Remediation of tetracycline from aqueous solution through adsorption on g-C3N4-ZnO-BaTiO3 nanocomposite: Optimization, modeling, and theoretical calculation

Abstract

This study's goal is to treat a tetracycline (TC) antibiotic containing water with a graphitic carbon nitride (g-C3N4) based composite zinc oxide (ZnO)-barium titanate (BaTiO3) nanoparticles (g-C3N4-ZnO-BaTiO3) prepared from the extract of Olea Europaea leaves as an initiator under the ultrasound method. The FTIR, XRD, XPS, SEM, and TEM analyses were used for g-C3N4-ZnO-BaTiO3 nanocomposite. Response surface methodology-Box-Behnken design (RSM-BBD) was used to design the experiment and optimize the process parameters. TC adsorption ability of the g-C3N4-ZnO-BaTiO3 was evaluated and optimized by varying the pH, contact time, and initial TC solution concentration. RSM results demonstrated that g-C3N4-ZnO-BaTiO3 nanocomposite effectively improves the adsorption performance of g-C3N4-ZnO-BaTiO3 with optimal adsorption capacity of 209.19 mg g−1 at pH = 4.59 and for 180 min of contact time, and 60 mg L–1 of TC concentration. The whole adsorption process applies to the pseudo-second-order kinetics and the Freundlich isotherm model describes the best adsorption behavior of g-C3N4-ZnO-BaTiO3. Various characterization methods and zeta potential show the mechanism of adsorption of g-C3N4-ZnO-BaTiO3 toward TC, involving hydrogen bonds, electrostatic action, and π-π interactions.
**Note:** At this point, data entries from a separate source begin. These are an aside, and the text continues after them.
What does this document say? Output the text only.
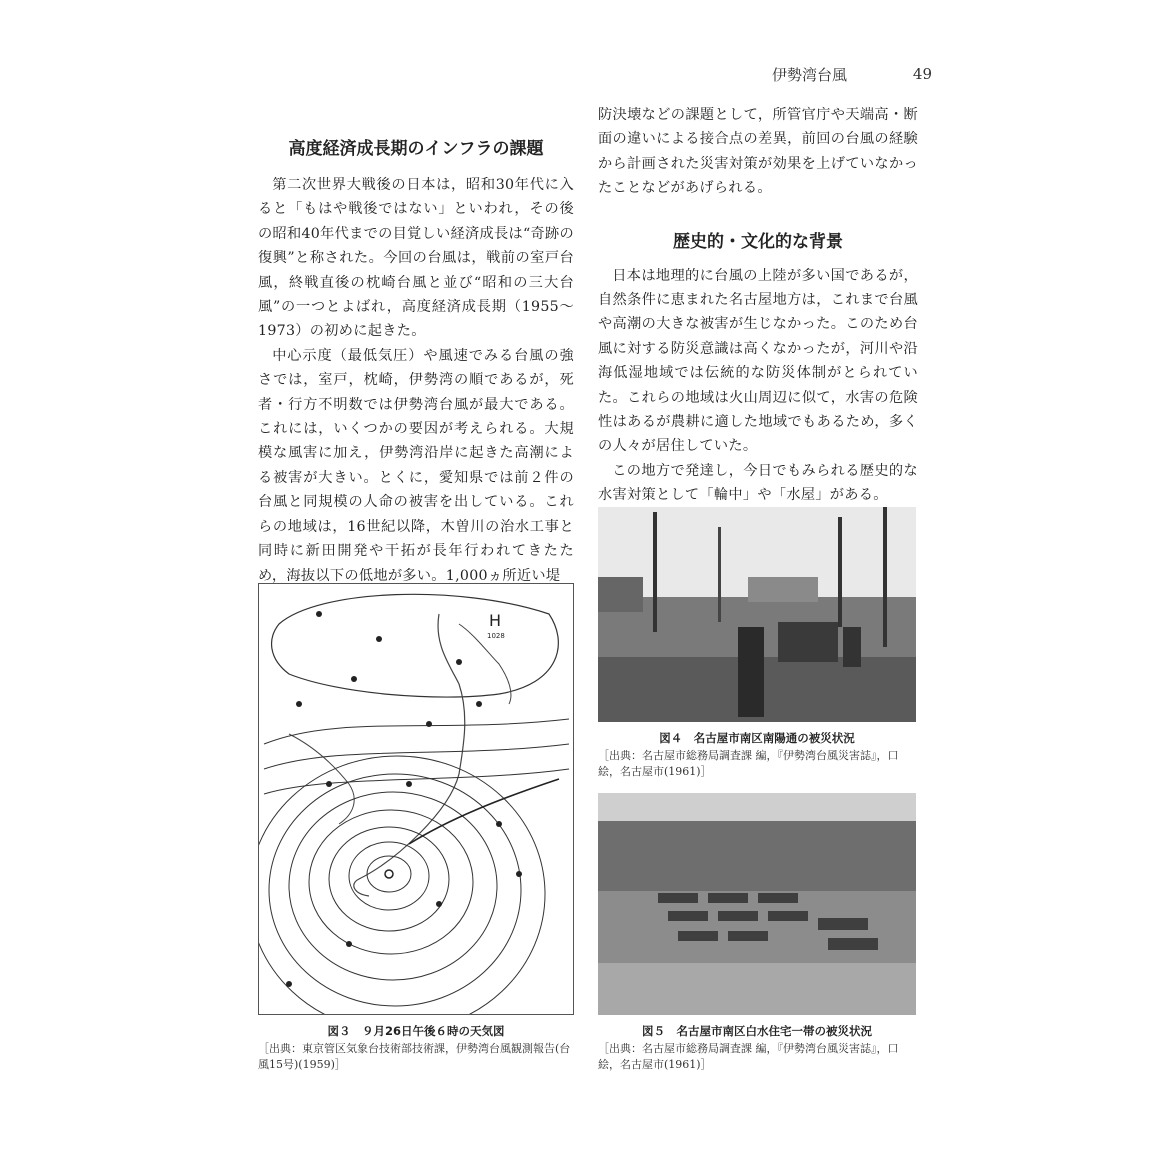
伊勢湾台風	49
高度経済成長期のインフラの課題

第二次世界大戦後の日本は，昭和30年代に入ると「もはや戦後ではない」といわれ，その後の昭和40年代までの目覚しい経済成長は“奇跡の復興”と称された。今回の台風は，戦前の室戸台風，終戦直後の枕崎台風と並び“昭和の三大台風”の一つとよばれ，高度経済成長期（1955〜1973）の初めに起きた。

中心示度（最低気圧）や風速でみる台風の強さでは，室戸，枕崎，伊勢湾の順であるが，死者・行方不明数では伊勢湾台風が最大である。これには，いくつかの要因が考えられる。大規模な風害に加え，伊勢湾沿岸に起きた高潮による被害が大きい。とくに，愛知県では前２件の台風と同規模の人命の被害を出している。これらの地域は，16世紀以降，木曽川の治水工事と同時に新田開発や干拓が長年行われてきたため，海抜以下の低地が多い。1,000ヵ所近い堤

防決壊などの課題として，所管官庁や天端高・断面の違いによる接合点の差異，前回の台風の経験から計画された災害対策が効果を上げていなかったことなどがあげられる。

歴史的・文化的な背景

日本は地理的に台風の上陸が多い国であるが，自然条件に恵まれた名古屋地方は，これまで台風や高潮の大きな被害が生じなかった。このため台風に対する防災意識は高くなかったが，河川や沿海低湿地域では伝統的な防災体制がとられていた。これらの地域は火山周辺に似て，水害の危険性はあるが農耕に適した地域でもあるため，多くの人々が居住していた。

この地方で発達し，今日でもみられる歴史的な水害対策として「輪中」や「水屋」がある。

H
1028
図３　９月26日午後６時の天気図
［出典：東京管区気象台技術部技術課，伊勢湾台風観測報告(台風15号)(1959)］
図４　名古屋市南区南陽通の被災状況
［出典：名古屋市総務局調査課 編，『伊勢湾台風災害誌』，口絵，名古屋市(1961)］
図５　名古屋市南区白水住宅一帯の被災状況
［出典：名古屋市総務局調査課 編，『伊勢湾台風災害誌』，口絵，名古屋市(1961)］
The quantum chemical calculations based on electrostatic potential maps, HOMO–LUMO distributions, and energy gaps showed that TC forms a stable cluster with g-C3N4-ZnO-BaTiO3, indicating its favorable adsorption. This indicates that the g-C3N4-ZnO-BaTiO3nanocomposite is an admirable adsorbent to remove antibiotics from water.